The parent of Regency Technologies is consolidating two northern Ohio facilities into a massive new location that’s under construction near Cleveland.

The facility will be sited in Stow, Ohio and will be used by Regency parent company Reserve Management Group (RMG) for a variety of scrap operations. It will total 500,000 square feet in warehouse space alone.

In addition to Regency, RMG owns a handful of companies that focus on ferrous and non-ferrous scrap as well as auto shredder residue.

In an interview, Regency CEO Jim Levine estimated that at least half of the space in the new site would be dedicated to processing electronics, though he noted that is a preliminary figure.

“The electronic recycling, asset recovery business is continuing to grow and we just feel we need to be in a position to handle more of that growth,” Levine said.

The company is moving into a commercial space that has been empty since 2014, according to Stow city documents. It was formerly used by a manufacturer of pressure-sensitive materials and other products. According to the city, the project will involve RMG investing at least $20 million, a figure Levine confirmed as being fairly accurate.

“It’s a major project, for sure,” he said.

The city approved an income tax sharing grant agreement with RMG to provide assistance with its relocation and consolidation of facilities into the vacant manufacturing plant, according to the city. RMG is also completing construction work to ready the site for its purposes. The city noted the facility “requires significant building upgrades” to be used for manufacturing again.

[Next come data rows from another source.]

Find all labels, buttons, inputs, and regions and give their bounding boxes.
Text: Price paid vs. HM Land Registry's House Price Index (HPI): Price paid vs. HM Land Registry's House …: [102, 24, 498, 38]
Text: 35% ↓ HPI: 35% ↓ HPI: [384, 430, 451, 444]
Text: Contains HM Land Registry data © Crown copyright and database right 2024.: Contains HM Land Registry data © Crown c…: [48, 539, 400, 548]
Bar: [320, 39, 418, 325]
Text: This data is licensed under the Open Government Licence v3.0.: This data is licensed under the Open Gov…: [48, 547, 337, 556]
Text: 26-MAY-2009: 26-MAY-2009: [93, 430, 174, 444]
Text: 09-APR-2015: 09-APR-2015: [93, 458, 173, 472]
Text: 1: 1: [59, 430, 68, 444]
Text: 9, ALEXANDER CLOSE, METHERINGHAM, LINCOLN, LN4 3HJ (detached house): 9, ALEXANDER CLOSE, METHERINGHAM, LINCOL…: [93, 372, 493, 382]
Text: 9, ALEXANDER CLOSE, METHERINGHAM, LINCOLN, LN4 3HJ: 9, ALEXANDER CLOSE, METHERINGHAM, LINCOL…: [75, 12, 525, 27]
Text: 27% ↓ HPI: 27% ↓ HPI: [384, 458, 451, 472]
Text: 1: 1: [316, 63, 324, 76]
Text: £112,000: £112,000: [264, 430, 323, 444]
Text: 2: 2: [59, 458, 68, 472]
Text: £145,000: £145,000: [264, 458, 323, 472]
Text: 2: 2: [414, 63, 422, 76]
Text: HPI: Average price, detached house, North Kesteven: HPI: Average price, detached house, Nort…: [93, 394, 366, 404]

With the move and consolidation comes opportunity for expansion as well. According to the city, RMG employs 350 employees between its two existing Cleveland-area facilities, which have a combined area of 250,000 square feet. The employment level will remain the same for the first year at the new site, but is planned to grow to 400 employees for the second year and 450 during the third year.

Levine said the company is also looking to grow its service capacity as well.

“We’ll be looking to expand our technology sector there significantly,” Levine said, “as well as downstream recycling capacity.”

He added it’s too early to say how much the capacity will expand with the new plant. He said more information about capacity will be known in a month or so.

Levine said site upgrades began a few months ago, and the work is focused on getting the building basics taken care of. He said a target date has not been set, but the facility is planned to open during 2018.

Some of the RMG subsidiaries could move in earlier than others, he added.